O especialista estima que, naquela época, cerca de 50 mil toneladas de sedimentos foram levados para a bacia do rio Kotter, cobrindo fontes de alimento, abrigos e locais de reprodução. «Esses sedimentos ainda estão lá. A situação está a melhorar, mas pode levar uma década ou mais para que o habitat se recupere», alertou. No entanto, embora a superfície da paisagem pareça ter se recuperado, a realidade subaquática é bem diferente. «A paisagem terrestre está verde e parece ótima, e todos pensam que o trabalho está feito, mas debaixo de água está em péssimas condições», explicou o ecologista.
Além disso, o monitoramento anual após os incêndios mostrou uma redução de 80 a 90% na população de peixes pretos na bacia superior do Kotter; na primavera de 2020, foi registada a reprodução, mas os juvenis não sobreviveram. «Eles não se reproduziram com sucesso durante quatro anos após os incêndios», explicou Beitzell. «Ficámos com uma população de indivíduos adultos muito grandes. Estávamos preocupados que eles começassem a morrer naturalmente e começássemos a perder a população. A sua recuperação estava à beira do abismo.»
O papel dos «bungalows» aquáticos
As primeiras observações mostram que os peixes pretos utilizam e reproduzem-se perto destas estruturas.
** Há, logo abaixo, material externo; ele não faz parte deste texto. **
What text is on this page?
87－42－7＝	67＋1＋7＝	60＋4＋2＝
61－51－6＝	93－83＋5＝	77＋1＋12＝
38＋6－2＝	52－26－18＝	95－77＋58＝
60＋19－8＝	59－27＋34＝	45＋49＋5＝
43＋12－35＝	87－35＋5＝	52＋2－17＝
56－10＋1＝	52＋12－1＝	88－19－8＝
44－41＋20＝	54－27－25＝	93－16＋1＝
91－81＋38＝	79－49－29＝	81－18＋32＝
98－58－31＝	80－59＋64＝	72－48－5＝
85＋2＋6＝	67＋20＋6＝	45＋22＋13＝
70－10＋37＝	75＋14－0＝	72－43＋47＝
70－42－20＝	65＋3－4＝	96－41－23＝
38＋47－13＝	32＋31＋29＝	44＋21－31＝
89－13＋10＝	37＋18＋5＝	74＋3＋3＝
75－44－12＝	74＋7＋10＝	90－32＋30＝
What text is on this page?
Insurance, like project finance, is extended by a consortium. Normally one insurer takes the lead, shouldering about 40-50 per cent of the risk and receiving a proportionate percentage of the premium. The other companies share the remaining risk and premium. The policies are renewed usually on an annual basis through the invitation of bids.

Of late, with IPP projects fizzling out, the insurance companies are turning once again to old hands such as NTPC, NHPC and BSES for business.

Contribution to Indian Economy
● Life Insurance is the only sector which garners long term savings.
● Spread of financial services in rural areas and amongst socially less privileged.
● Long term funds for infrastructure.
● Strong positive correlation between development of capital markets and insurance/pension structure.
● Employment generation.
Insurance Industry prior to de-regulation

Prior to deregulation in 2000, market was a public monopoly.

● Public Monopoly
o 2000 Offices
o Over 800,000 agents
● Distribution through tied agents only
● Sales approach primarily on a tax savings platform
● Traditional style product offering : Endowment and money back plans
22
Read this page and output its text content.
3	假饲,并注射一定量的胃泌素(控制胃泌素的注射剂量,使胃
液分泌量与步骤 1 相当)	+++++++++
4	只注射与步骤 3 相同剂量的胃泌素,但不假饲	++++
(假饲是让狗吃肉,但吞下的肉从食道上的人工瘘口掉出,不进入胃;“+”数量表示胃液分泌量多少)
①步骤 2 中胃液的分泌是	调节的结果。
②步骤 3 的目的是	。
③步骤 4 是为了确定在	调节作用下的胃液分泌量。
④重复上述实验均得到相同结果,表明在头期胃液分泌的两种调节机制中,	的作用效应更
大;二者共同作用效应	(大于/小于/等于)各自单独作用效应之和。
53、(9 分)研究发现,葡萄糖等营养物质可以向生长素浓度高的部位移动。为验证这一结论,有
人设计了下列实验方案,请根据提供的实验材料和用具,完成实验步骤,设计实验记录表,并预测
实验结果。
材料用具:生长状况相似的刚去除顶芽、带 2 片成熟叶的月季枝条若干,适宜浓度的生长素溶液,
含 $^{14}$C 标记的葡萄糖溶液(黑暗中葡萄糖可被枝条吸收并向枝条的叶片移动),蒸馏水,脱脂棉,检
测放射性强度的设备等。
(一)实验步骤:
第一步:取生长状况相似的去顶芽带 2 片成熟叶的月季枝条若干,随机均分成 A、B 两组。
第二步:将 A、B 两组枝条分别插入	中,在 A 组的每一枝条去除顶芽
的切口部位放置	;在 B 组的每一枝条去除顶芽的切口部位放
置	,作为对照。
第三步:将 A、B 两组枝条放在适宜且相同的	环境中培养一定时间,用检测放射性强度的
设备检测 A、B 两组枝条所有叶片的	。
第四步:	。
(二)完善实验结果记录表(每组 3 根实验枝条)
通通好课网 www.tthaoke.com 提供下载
Utilizados com sucesso em várias partes do mundo para diferentes espécies, os chamados hotéis para peixes são pequenas estruturas piramidais de madeira, fixadas ao fundo dos rios com grandes pedras. «Provavelmente não teriam funcionado, porque o peixe preto prefere pedras a madeira», reconheceu Beitzell. Por isso, a equipa decidiu alterar o design e criar nove «bungalows para peixes pretos», combinando a forma de cabana dos hotéis tradicionais com um enchimento de pedras, imitando as fendas naturais entre as pedras. Os resultados preliminares são animadores, pois, de acordo com as informações recebidas, na época de reprodução de 2024 as condições climáticas foram favoráveis e, segundo eles, os bungalows podem ter desempenhado um papel decisivo.
Futuro incerto para os peixes de água doce

Os ecologistas estão a instalar estruturas artificiais nos rios da região da capital para proteger espécies em extinção. Ao mesmo tempo, o biólogo Ben Brodhurst, da Universidade de Canberra, acredita que os bons resultados podem estar mais relacionados com fatores ambientais do que com os bungalows. «Na minha opinião, os hotéis para peixes provavelmente tiveram um papel insignificante, se é que tiveram algum», disse ele, citado pela ABC.
Segundo o especialista, «os fatores mais prováveis foram as condições climáticas e de corrente favoráveis, bem como a redução do número de trutas predadoras». Portanto, o período de acasalamento nesta primavera será decisivo para determinar se as «altas» construções realmente ajudam a salvar a espécie ou se os resultados de 2024 foram apenas uma coincidência. Neste contexto delicado, num relatório publicado em dezembro do ano passado na revista académica Biological Conservation, foi demonstrado que 37% dos peixes de água doce que habitam a Austrália estão ameaçados ou à beira da extinção, e concluiu-se que «é necessário adotar urgentemente medidas concretas para a conservação da espécie, a fim de evitar o seu inevitável desaparecimento».
O especialista concorda que inovações como os bungalows não são uma «solução milagrosa», mas sim um componente valioso de uma abordagem abrangente. «Eles são apenas parte de um mosaico muito maior, que inclui a gestão de bacias hidrográficas, a restauração do caudal e o controlo de espécies invasoras», observou. O especialista alertou que a situação geral é «realmente grave». «Sem medidas concretas, muitas dessas espécies correm um risco real de extinção. É por isso que inovações como hotéis para peixes e refúgios especiais para espécies específicas são tão importantes», concluiu ele em entrevista à ABC.